Published on by Robert Dorazi

Drone par-ci, drone par-là ! Drone pour ceci, drone pour cela ! Nous sommes cernés par les drones.

Le dernier épisode en date concerne le survol, de façon répétée depuis quelques semaines, de centrales nucléaires. Penly, Flamanville ou Fessenheim ont toutes été l’objet de curiosité de la part de drones. Tremblez citoyens !
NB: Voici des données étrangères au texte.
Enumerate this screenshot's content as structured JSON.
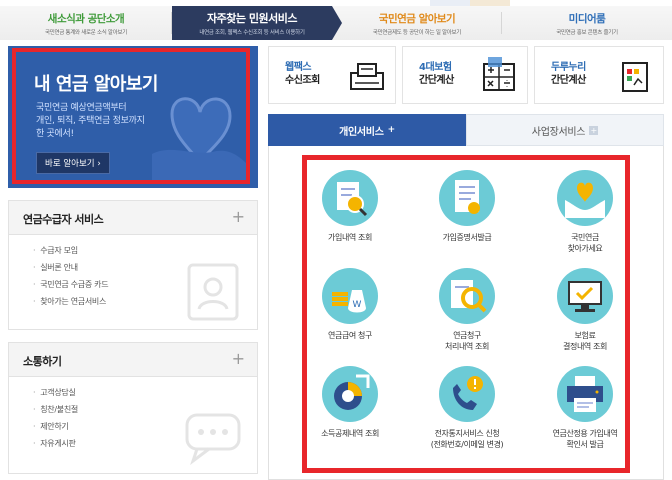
{
  "tabs": [
    {
      "title": "새소식과 공단소개",
      "sub": "국민연금 통계와 새로운 소식 알아보기"
    },
    {
      "title": "자주찾는 민원서비스",
      "sub": "내연금 조회, 웹팩스 수신조회 등 서비스 이용하기"
    },
    {
      "title": "국민연금 알아보기",
      "sub": "국민연금제도 등 공단이 하는 일 알아보기"
    },
    {
      "title": "미디어룸",
      "sub": "국민연금 홍보 콘텐츠 즐기기"
    }
  ],
  "promo": {
    "title": "내 연금 알아보기",
    "desc_lines": [
      "국민연금 예상연금액부터",
      "개인, 퇴직, 주택연금 정보까지",
      "한 곳에서!"
    ],
    "button": "바로 알아보기 ›"
  },
  "sections": [
    {
      "title": "연금수급자 서비스",
      "plus": "+",
      "items": [
        "수급자 모임",
        "실버론 안내",
        "국민연금 수급증 카드",
        "찾아가는 연금서비스"
      ]
    },
    {
      "title": "소통하기",
      "plus": "+",
      "items": [
        "고객상담실",
        "칭찬/불친절",
        "제안하기",
        "자유게시판"
      ]
    }
  ],
  "quick": [
    {
      "line1": "웹팩스",
      "line2": "수신조회",
      "icon": "fax-icon"
    },
    {
      "line1": "4대보험",
      "line2": "간단계산",
      "icon": "calculator-icon"
    },
    {
      "line1": "두루누리",
      "line2": "간단계산",
      "icon": "chart-document-icon"
    }
  ],
  "service_tabs": {
    "personal": "개인서비스",
    "business": "사업장서비스",
    "plus": "+"
  },
  "services": [
    {
      "lines": [
        "가입내역 조회"
      ],
      "icon": "document-search-icon"
    },
    {
      "lines": [
        "가입증명서발급"
      ],
      "icon": "certificate-icon"
    },
    {
      "lines": [
        "국민연금",
        "찾아가세요"
      ],
      "icon": "heart-hands-icon"
    },
    {
      "lines": [
        "연금급여 청구"
      ],
      "icon": "money-bag-icon"
    },
    {
      "lines": [
        "연금청구",
        "처리내역 조회"
      ],
      "icon": "search-document-icon"
    },
    {
      "lines": [
        "보험료",
        "결정내역 조회"
      ],
      "icon": "monitor-check-icon"
    },
    {
      "lines": [
        "소득공제내역 조회"
      ],
      "icon": "pie-chart-icon"
    },
    {
      "lines": [
        "전자통지서비스 신청",
        "(전화번호/이메일 변경)"
      ],
      "icon": "phone-alert-icon"
    },
    {
      "lines": [
        "연금산정용 가입내역",
        "확인서 발급"
      ],
      "icon": "printer-icon"
    }
  ]
}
Alors pour les têtes en l’air qui ignoreraient ce que sont ces drones, je rappelle que c’est un peu la traduction angoissante de « modèle réduit » ou maquette. Parce que oui, quand j’étais encore jeune, on pouvait aussi acheter (ou construire pour les plus passionnés) des drones. Mais on les appelait modèles réduits (avions, hélicoptères, bateaux etc…) Simplement le nom « modèle réduit » ne faisait pas assez peur. Tandis que « drone »… Ouh la la ! Ça fait science fiction, ça fait futuriste, ça fait militaire. Donc ça fait peur. Parce que lorsque j’étais jeune, certains petits malins pouvaient même balancer des yaourts natures (ou aux fruits, mais c’était cher) sur la tête du voisin mal luné. Les drones, eux, pourraient balancer des bombes, ou alors des colis d’Amazon puisque le géant de la distribution a dans l’idée de livrer les colis de cette façon.

Les mots « drone, bombe, et centrale nucléaire » font déjà peur séparément, alors vous imaginez facilement ce que cela donne quand ils sont utilisés dans la même phrase ! La peur a toujours permis de mener le petit peuple par le bout du nez. Et donc les écologistes, qui aiment bien faire peur à tout le monde, surtout quand ils sont au pouvoir, ont sauté sur l’occasion. Pensez, personne ne peut savoir ce qui se trame dans le cerveau de ceux qui ont envoyé ces drones se balader du côté des centrales nucléaires. Peut-être qu’ils sont en mission de reconnaissance ! Peut-être aussi qu’une attaque simultanée est en train de s’organiser sous nos yeux qui ne voient rien. Mais pas de panique, il y aura toujours un ou une Cassandre pour nous expliquer qu’on va tous mourir bientôt. Les centrales ne sont pas sures, Fukushima mon amour, les tsunamis (ah non, non, pas les tsunamis) etc… Je n’en dors plus.

Peut importe si les spécialistes du renseignement rigolent quand on leur parle d’espionnage puisque les photos que pourraient prendre ces drones sont disponibles sur n’importe quel site web dévoué aux dites centrales, et que franchement prendre en photo les tours des centrales pour faire de l’espionnage, c’est comme prendre en photo l’extérieur de la fusée Ariane et dire « maintenant on va pouvoir construire la même! »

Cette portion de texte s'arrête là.